We have long realized that when we have more vehicles on the road, there will be inconveniences. Traffic becomes congested and we need rules. We also need drivers who obey rules and pedestrians too.

The latest addition to the set of traffic rules is warning drivers of respecting pedestrians’ right at zebra crossings. This is not new. We tried this before. It was not a success. But given the risk posed by the huge number of vehicles on the same road, the rule should work. And drivers who violate the right should be penalised.

The Royal Bhutan Police warning taxi drivers is a welcome initiative. It will make walking along the town safer and more comfortable if police mean what they say. It is a competition today between cars and pedestrians both eye balling at each other every time there is confusion at crossings.

Police will start with sensitizing motorists on the right of way. This is a good way to start although motorists go through tests when applying for driving licence. Everybody on the wheel should know this. When police finally penalise motorists, they will have no arguments.

The rule should not apply to taxi drivers alone although they were chosen for the briefing yesterday. The problem is the poor driving culture. At zebra crossings, especially on the expressway, those following rules are putting pedestrians at higher risk. It is a daily sight to see pedestrians letting vehicles pass even when they are at zebra crossings. This is because even if a driver who respects the zebra crossing allows the pedestrian to cross, another speeding car, even with speed bumps, on the other lane could hit him.

The problem is not only with drivers. If the zebra crossings are not clearly marked, there is no culture of crossing roads at designated area. A large majority of our pedestrians are youth and farmers who have no choice but to walk. We see groups of students manoeuvre the little space between cars at rush hours and pedestrians jay walking at every place. This will change with rules clear and easy to read signboards after the sensitization programmes.

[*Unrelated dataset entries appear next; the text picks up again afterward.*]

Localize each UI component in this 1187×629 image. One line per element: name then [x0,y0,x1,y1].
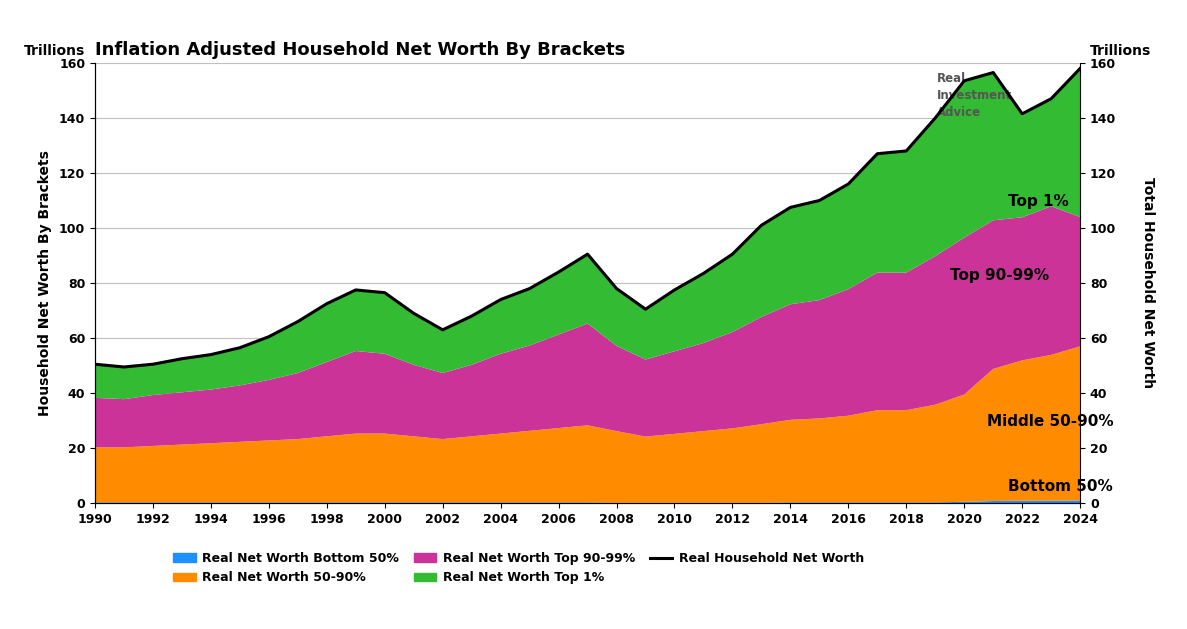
Text: Real
Investment
Advice: Real Investment Advice [938,72,1013,119]
Text: Top 1%: Top 1% [1008,194,1068,209]
Text: Middle 50-90%: Middle 50-90% [988,414,1115,429]
Text: Top 90-99%: Top 90-99% [950,269,1049,283]
Text: Bottom 50%: Bottom 50% [1008,479,1112,494]
Text: Inflation Adjusted Household Net Worth By Brackets: Inflation Adjusted Household Net Worth B… [95,40,626,58]
Legend: Real Net Worth Bottom 50%, Real Net Worth 50-90%, Real Net Worth Top 90-99%, Rea: Real Net Worth Bottom 50%, Real Net Wort… [169,547,869,589]
Text: Trillions: Trillions [1090,45,1151,58]
Text: Trillions: Trillions [24,45,85,58]
Y-axis label: Household Net Worth By Brackets: Household Net Worth By Brackets [38,150,52,416]
Y-axis label: Total Household Net Worth: Total Household Net Worth [1141,177,1155,389]
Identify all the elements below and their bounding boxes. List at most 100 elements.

It is best if all on the roads know and follow rules. Sometimes the traffic police are not pleased with motorists who give way to pedestrians at busy junctions.

A good start would be marking clear zebra crossings in the city. There is a need for at least a score on the busy Norzin Lam stretch alone. As we are hesitant with the overhead road crossings, numerous zebra crossings should help minimise traffic accidents and reduce inconvenience for both drivers and pedestrians.

Meanwhile, there are other rules that need to be looked into with some urgency. How many of us slow down near schools where children are now controlling traffic themselves? Who follows the speed limit signs?  Penalties are heavier when traffic rules are violated near schools and hospitals in many countries. Here, we can get away quite easily even if there are rules.

If we need more rules, we need practical enforcement. We can do that with a team of vigilant traffic policemen and tough penalties for those breaking the rules.